God of our salvation, we offer you these gifts as signs of our time and labor. Receive the offering of our lives, and feed us with your grace, that, even in the midst of death, all creation might feast on your unending life in Jesus Christ, our Lord. Amen.

THE GREAT THANKSGIVING

The Lord be with you.

And also with you.

Lift up your hearts.

We lift them to the Lord.

Let us give thanks to the Lord our God.

It is right to give him thanks and praise.

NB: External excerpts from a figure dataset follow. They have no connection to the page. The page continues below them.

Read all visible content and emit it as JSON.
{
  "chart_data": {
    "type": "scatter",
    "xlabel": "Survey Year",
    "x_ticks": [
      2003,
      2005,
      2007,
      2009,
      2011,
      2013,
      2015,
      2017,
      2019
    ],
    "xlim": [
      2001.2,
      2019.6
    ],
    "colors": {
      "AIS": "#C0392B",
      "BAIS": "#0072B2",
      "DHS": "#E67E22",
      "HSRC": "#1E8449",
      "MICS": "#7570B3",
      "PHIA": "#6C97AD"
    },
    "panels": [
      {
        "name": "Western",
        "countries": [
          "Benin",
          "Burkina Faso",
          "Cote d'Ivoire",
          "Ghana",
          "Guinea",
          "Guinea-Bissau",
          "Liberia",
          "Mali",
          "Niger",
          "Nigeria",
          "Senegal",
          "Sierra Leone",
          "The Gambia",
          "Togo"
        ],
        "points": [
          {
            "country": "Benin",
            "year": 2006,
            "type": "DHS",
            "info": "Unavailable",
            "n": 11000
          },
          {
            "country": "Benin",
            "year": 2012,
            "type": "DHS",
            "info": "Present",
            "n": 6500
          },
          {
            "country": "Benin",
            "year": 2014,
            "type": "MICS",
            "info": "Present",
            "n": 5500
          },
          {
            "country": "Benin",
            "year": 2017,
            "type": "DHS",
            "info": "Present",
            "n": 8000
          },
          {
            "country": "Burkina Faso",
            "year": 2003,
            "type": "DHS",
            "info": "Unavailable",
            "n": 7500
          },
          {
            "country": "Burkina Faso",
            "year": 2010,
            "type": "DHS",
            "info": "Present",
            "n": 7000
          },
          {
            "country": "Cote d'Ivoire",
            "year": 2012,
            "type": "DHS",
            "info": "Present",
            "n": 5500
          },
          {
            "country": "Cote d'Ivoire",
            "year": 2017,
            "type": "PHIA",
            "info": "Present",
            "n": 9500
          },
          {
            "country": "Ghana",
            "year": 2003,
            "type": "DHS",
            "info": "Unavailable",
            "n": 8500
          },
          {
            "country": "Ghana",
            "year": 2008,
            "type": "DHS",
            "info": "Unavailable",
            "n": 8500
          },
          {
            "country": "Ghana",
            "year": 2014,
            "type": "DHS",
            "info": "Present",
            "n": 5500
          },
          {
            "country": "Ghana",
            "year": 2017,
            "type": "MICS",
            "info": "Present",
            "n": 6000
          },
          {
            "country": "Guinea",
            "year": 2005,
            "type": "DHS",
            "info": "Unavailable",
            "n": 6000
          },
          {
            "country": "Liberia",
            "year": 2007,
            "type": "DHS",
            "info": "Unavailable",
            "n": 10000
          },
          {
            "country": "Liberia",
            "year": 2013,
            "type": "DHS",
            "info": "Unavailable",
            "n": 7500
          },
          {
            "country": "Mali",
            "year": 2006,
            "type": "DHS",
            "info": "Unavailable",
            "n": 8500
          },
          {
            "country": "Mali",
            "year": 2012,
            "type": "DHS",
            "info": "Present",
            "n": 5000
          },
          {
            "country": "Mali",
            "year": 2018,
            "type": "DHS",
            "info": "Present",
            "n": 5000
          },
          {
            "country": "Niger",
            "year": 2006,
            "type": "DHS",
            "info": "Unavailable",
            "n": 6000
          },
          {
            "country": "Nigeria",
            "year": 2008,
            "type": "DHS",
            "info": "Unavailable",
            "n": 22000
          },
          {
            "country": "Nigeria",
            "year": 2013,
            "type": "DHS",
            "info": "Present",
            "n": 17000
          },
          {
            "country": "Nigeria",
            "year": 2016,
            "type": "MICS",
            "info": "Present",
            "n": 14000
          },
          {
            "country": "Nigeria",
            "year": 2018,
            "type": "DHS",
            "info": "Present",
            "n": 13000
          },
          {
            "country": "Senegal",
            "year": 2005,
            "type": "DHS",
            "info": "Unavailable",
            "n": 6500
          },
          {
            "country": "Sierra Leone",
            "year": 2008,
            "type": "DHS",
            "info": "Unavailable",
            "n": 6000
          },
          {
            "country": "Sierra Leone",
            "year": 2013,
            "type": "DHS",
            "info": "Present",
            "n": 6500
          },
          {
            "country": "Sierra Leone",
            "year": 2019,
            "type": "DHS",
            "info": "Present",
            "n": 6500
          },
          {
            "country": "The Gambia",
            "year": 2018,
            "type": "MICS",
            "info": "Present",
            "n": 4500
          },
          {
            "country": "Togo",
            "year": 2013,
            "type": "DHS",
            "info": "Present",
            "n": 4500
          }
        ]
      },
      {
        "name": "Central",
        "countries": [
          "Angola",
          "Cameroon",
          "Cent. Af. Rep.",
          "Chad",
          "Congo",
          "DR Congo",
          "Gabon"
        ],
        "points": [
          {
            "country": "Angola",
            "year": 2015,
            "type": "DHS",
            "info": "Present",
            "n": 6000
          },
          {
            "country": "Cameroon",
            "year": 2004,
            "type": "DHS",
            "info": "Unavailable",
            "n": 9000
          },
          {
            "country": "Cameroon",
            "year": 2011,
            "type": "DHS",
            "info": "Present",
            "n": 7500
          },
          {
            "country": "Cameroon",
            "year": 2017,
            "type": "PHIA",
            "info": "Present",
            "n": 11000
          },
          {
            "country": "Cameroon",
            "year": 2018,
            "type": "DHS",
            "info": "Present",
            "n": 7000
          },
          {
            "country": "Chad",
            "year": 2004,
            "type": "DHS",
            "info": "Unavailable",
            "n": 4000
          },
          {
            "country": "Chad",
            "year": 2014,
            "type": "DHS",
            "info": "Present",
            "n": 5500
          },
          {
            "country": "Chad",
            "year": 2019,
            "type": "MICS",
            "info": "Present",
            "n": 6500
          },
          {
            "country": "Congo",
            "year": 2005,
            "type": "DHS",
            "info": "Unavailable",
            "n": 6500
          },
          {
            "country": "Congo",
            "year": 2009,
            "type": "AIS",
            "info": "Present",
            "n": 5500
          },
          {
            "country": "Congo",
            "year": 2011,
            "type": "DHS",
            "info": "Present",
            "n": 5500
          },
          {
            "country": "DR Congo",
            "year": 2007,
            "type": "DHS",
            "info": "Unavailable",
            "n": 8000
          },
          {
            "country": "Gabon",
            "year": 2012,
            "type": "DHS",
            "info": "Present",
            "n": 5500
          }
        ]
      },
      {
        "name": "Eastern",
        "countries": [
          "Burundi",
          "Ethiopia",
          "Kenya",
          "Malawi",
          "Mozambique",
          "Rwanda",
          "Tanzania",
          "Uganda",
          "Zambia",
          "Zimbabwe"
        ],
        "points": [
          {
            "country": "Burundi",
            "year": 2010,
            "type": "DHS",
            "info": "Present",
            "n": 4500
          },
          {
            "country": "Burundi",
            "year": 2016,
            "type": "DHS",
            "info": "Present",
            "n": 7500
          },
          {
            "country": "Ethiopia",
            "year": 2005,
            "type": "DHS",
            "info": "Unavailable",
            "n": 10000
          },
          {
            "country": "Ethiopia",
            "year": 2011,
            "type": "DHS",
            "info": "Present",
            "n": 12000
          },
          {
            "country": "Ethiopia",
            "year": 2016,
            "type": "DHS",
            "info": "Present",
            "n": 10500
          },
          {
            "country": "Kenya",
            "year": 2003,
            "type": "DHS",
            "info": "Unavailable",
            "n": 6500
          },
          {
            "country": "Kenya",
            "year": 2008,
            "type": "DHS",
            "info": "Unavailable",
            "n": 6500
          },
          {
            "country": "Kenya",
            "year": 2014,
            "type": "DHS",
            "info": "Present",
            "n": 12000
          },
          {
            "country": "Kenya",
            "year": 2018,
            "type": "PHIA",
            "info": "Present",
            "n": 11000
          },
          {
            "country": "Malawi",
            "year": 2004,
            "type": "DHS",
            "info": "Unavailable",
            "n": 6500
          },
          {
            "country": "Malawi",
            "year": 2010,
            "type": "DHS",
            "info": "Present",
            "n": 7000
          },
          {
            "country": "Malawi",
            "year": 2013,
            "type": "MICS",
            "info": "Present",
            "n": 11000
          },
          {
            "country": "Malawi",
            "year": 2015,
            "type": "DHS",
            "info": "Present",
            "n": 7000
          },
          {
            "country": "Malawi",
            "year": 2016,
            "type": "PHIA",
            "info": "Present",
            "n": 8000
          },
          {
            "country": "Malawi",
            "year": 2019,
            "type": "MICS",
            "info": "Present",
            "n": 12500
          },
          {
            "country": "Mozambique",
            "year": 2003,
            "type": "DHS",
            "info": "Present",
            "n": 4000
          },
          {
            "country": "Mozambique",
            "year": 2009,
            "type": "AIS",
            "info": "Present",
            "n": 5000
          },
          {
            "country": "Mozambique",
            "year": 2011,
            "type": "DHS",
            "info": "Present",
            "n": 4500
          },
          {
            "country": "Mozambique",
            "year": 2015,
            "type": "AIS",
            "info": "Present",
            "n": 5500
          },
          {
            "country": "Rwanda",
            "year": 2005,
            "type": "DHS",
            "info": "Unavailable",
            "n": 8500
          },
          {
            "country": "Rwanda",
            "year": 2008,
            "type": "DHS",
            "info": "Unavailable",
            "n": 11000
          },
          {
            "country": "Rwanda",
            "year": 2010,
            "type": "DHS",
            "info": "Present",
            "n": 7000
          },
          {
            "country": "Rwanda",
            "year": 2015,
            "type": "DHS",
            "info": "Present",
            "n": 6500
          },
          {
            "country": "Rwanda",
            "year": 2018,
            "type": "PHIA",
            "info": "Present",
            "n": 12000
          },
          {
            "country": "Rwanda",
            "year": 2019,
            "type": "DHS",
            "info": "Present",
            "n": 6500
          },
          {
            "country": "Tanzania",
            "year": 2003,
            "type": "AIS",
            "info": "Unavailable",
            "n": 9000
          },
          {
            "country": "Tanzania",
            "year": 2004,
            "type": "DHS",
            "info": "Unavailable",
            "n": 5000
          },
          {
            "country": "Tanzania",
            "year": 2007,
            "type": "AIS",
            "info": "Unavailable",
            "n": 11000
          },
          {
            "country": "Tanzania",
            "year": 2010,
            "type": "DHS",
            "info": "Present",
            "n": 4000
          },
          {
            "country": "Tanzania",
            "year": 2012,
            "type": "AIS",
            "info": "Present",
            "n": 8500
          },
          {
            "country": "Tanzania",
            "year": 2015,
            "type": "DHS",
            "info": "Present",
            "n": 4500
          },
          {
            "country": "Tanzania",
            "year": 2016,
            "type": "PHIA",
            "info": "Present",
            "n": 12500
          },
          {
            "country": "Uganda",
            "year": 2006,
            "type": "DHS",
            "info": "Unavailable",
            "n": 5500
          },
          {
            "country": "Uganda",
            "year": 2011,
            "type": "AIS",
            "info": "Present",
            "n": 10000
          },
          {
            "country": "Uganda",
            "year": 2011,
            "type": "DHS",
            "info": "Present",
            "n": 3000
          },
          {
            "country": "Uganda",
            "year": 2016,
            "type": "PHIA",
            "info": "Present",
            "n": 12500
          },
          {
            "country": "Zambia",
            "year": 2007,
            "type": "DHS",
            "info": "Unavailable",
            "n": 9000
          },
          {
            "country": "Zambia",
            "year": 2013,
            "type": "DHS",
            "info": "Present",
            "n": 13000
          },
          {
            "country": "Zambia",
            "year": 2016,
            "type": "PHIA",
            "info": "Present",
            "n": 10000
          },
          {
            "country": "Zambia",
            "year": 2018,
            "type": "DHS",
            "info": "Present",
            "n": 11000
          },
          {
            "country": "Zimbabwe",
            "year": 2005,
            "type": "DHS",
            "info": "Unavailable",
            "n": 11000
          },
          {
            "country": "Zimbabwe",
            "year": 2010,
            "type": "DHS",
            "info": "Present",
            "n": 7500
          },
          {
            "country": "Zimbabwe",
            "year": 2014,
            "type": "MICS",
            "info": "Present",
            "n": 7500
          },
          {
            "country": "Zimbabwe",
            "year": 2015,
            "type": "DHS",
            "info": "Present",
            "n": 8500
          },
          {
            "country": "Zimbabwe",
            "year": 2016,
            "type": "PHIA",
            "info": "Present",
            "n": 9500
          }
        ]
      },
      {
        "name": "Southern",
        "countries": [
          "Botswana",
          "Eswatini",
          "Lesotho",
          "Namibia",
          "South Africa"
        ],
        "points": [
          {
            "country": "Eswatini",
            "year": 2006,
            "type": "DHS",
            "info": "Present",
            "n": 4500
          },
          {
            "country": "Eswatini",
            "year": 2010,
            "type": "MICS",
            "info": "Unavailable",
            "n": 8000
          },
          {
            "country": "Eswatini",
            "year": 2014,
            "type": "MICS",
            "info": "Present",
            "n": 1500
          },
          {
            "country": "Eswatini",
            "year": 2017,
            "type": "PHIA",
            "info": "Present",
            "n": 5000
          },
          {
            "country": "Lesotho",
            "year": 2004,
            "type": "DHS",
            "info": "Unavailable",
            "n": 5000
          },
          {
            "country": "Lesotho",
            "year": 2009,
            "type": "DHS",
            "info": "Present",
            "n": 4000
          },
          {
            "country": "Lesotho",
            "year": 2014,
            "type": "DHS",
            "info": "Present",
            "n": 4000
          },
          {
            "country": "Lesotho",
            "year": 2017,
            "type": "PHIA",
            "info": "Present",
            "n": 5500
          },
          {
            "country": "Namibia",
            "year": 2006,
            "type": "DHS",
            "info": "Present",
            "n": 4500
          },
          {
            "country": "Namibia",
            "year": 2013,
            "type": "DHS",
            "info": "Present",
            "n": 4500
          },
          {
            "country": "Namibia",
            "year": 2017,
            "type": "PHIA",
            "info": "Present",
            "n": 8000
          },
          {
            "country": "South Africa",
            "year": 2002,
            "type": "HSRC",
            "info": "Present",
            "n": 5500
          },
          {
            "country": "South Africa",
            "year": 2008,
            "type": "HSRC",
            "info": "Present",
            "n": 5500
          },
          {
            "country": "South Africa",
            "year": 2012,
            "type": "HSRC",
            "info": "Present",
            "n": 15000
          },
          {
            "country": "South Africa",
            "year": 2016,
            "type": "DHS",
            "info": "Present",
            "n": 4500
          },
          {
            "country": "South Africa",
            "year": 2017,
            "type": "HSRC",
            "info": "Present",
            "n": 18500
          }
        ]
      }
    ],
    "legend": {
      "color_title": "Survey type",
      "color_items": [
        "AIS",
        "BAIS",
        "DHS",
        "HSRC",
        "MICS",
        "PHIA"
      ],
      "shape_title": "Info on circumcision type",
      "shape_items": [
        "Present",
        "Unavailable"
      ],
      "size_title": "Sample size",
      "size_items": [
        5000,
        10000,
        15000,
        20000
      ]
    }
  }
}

Holy God, our living Water, and our merciful Guide,

together with rivers and seas, wells, and springs

we bless and magnify you.

You led your people Israel through the desert,

and provided them water from the rock.

We praise you for Christ, our Rock, and our Water,

who joined us in our desert, pouring out

his life for the world.

Now in the words of our Lord, we are bold to pray:

Our Father who art in heaven;

hallowed be Thy Name,

Thy kingdom come,

Thy will be done

on earth as it is in heaven.

Give us this day our daily bread;

and forgive us our trespasses .

as we forgive those

who trespass against us;

and lead us not into temptation,

but deliver us from evil;

For thine is the kingdom

and the power and the glory

forever and ever. Amen.

PAX DOMINI

DISTRIBUTION Distribution Song

                                             Lord, Take My Hand and Lead Me LSB 837

PRAYER OF THANKSGIVING

God of our pilgrimage, in this meal you nourished us with the gifts of faith

and hope. Sustain us on our journey that, refreshed by your grace, we may

reach the promised land, the Easter Feast of victory in Jesus Christ. Amen.

BLESSING

SONG On My Heart Imprint Your Image LSB 422

+ With Great Joy … Tell Everyone What He Has Done! +

Go in peace. Serve the Lord. Thanks be to God!